せん妄の顕著な特徴は注意力がなくなることです。せん妄が起こると集中力が働かなくなるため、新しい情報が処理できず最近の出来事を思い出せなくなったりします。不意に時間や自分が今いる場所が(少なくても部分的に)わからなくなるときは、せん妄の前兆かもしれません。重症のせん妄の場合は、自分がだれかもわからなくなります。思考は乱れて、うろうろと歩き回ったり支離滅裂な行動を取ったりします。意識のレベルは不安定で、はっきり目覚めてきたかと思えば急に眠気が強まったりします。せん妄の症状は分刻みで変化しますが、遅い時刻に悪化する傾向があります(日没現象と呼ばれます)。せん妄の人は、睡眠中も落ち着きがなく、睡眠‐覚醒のサイクルが逆転して昼間に眠って夜に起きていたりします。

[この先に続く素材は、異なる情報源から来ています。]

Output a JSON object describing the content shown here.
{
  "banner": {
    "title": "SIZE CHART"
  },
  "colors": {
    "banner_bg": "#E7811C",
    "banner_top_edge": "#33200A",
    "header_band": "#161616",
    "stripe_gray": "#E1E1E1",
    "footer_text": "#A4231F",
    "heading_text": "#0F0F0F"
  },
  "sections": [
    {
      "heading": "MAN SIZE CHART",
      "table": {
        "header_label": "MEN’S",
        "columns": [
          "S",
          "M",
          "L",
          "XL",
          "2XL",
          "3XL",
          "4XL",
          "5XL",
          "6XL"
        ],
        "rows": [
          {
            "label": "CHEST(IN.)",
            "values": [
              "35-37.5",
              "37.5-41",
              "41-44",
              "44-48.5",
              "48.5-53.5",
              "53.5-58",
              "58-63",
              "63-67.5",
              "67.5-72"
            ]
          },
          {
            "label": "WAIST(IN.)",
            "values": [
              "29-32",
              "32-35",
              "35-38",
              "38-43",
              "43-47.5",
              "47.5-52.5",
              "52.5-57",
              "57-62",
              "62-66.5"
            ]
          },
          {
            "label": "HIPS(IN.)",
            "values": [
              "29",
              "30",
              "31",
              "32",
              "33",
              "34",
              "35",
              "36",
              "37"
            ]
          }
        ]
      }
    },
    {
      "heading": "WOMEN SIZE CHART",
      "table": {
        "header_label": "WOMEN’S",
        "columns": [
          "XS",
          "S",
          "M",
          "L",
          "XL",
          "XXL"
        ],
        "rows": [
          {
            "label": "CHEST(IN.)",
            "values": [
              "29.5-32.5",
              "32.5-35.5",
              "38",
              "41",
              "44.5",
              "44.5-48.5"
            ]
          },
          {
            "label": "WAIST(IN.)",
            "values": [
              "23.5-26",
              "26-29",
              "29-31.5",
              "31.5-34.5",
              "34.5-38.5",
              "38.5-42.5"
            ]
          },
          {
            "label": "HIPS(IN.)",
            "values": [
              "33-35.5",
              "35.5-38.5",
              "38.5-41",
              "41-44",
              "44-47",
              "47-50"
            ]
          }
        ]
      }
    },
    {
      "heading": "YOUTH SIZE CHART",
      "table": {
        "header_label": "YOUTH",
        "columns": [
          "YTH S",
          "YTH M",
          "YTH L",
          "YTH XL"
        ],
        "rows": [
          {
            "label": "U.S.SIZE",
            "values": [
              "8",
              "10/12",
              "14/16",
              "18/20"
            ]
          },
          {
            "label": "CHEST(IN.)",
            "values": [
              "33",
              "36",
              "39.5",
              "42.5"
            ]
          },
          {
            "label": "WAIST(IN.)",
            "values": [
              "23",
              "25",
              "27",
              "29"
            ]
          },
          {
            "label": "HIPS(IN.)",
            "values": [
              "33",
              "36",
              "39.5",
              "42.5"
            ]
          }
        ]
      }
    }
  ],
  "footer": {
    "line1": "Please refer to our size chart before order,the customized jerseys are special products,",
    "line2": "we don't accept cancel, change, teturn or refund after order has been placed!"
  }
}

せん妄状態の人は、奇妙な幻覚におびえたり、また実際に存在しない人やものが見えたりします。中には偏執的になったり、妄想(認識や経験を誤解したまま信じてしまう)を抱く人もいます。
せん妄は、人格や気分まで変えてしまいます。静かで内向的になってしまうため、だれからも気づかれない人もいます。逆に興奮して休みなく動き回る人もいます。鎮静薬の服用後にせん妄を起こした人は、非常に眠くなって黙りこむようになり、逆にアンフェタミンの服用後や鎮静薬を中止したために起こるせん妄では、攻撃的でやたらと動き回るようになります。

 【治療】
せん妄の原因を素早く突き止めて治療できないと、どんどん眠気が強くなって、よほどの強い刺激を与えなければ反応しない 昏迷(こんめい)と呼ばれる状態になります。
せん妄の治療は、その原因によります。たとえば、感染は抗生物質で治療し、脱水に対しては水分と電解質を静脈に投与します。アルコールの離脱症状によるせん妄には、禁酒するための方法と並行してベンゾジアゼピン系の薬が与えられます。
総合的な対策も重要です。できるだけ落ち着けるように静かな環境を保ちます。病院のスタッフや家族は、できるだけ患者を安心させて時間や場所の感覚が戻る手助けをし、治療とその進め方を説明します。せん妄を起こしている人は脱水、栄養不足、失禁、転倒、床ずれなどを起こしやすくなっているので、きめ細かいケアが必要です。